Investors not only need to follow the trend of AUD/JPY, but Godbole also mentioned the risks of the probability of the Federal Reserve cutting interest rates and the possibility of a trade war re-emerging due to Trump's election and the imposition of 'inflation tariffs' on Mexico, Canada and the United States.
CME FedWatch data shows that the market currently expects a 70% probability of a 1-point rate cut in the United States in December, with a 30% probability of maintaining the current Intrerest Rate.
Image source: FedWatch CME FedWatch data shows that the current market expects a 70% probability of a 1-point rate cut in the US in December.
Godbole suggests that BTC investors should closely follow the changes in the AUD/JPY Exchange Rate and the policy direction of the Central Bank of Japan. If a situation similar to the end of July this year occurs, BTC may experience a significant pullback again, with the risk of falling below $90,000.

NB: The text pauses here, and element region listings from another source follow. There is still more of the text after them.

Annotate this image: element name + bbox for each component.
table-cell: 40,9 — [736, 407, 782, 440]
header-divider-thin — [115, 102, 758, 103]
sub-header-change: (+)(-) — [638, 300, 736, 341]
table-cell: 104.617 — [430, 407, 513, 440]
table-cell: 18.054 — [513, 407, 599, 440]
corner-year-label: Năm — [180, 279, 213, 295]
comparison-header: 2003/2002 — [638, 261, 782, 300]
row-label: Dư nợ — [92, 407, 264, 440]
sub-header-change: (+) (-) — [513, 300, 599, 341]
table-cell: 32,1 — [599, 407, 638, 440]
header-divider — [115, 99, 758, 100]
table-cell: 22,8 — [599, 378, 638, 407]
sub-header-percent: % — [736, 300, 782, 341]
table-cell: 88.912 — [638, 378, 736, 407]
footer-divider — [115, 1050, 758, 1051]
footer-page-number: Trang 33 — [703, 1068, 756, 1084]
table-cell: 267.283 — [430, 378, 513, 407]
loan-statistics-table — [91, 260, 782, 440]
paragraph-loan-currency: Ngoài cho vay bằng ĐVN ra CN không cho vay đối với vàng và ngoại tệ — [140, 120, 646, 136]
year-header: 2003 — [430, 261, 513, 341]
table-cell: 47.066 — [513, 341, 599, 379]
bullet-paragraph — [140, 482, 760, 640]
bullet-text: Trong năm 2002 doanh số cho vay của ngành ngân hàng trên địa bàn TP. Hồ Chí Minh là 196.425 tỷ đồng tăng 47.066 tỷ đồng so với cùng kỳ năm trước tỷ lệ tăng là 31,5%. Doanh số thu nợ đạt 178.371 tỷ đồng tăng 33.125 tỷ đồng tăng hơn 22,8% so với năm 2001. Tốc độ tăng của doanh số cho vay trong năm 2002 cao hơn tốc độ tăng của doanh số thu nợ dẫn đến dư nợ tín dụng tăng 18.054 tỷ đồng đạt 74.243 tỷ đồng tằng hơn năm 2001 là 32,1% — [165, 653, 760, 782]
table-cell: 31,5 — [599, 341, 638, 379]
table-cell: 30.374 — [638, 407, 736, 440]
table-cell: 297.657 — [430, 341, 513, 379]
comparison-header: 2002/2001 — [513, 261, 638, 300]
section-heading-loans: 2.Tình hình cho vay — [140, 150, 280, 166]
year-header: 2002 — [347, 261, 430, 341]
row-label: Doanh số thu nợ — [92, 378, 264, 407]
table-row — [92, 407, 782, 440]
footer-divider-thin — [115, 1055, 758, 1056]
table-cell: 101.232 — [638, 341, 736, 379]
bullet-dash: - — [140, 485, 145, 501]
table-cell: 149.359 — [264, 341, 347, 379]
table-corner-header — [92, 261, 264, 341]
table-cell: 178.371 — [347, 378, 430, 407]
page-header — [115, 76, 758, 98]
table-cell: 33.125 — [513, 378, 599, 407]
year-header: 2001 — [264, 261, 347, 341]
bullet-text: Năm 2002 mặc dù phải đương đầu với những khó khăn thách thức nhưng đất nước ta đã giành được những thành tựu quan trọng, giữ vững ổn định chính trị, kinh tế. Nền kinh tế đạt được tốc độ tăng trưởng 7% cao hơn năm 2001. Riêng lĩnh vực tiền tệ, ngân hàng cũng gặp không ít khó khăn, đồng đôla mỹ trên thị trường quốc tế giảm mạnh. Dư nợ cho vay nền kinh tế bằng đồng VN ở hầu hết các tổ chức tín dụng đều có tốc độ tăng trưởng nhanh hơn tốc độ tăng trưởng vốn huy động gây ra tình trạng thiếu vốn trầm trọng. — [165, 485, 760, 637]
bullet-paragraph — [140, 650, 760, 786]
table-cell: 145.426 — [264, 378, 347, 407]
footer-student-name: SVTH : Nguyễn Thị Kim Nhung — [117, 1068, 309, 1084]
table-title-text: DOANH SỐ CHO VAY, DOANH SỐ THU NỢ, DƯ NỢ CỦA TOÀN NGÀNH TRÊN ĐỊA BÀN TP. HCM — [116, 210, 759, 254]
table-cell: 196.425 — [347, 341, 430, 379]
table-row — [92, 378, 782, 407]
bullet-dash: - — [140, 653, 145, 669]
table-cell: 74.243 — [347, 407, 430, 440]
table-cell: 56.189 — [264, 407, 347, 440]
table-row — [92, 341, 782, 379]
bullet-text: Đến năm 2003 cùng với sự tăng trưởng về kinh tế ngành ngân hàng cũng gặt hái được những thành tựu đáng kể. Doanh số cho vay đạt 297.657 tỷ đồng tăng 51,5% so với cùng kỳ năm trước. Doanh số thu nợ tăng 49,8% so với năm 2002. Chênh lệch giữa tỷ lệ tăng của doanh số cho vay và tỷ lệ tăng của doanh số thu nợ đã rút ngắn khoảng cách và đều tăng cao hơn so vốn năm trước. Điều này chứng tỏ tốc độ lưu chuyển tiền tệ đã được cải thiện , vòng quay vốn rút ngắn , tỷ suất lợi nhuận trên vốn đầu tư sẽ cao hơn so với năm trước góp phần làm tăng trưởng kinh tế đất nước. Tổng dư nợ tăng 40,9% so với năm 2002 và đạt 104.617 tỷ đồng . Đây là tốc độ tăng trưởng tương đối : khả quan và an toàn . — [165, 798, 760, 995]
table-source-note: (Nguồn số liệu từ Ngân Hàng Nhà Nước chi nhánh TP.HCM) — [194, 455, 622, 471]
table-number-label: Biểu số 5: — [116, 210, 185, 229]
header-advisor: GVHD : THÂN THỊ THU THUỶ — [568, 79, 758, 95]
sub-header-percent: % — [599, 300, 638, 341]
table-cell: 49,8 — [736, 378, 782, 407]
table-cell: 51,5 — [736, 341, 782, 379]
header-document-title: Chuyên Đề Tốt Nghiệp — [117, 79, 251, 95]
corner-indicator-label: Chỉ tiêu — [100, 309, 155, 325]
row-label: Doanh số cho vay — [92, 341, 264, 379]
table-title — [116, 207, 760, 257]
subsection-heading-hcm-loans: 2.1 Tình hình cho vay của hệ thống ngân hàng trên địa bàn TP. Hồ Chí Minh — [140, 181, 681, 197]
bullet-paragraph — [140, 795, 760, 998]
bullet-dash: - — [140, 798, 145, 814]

Although BTC has performed strongly recently, Godbole's analysis reminds investors to remain cautious and not be overly optimistic about the market. Market risks have always been present and it is necessary to carefully deal with possible fluctuations.
[Disclaimer] The market is risky and investment should be cautious. This article does not constitute investment advice. Users should consider whether any opinions, perspectives, or conclusions in this article are suitable for their specific situations. Investment based on this is at your own risk.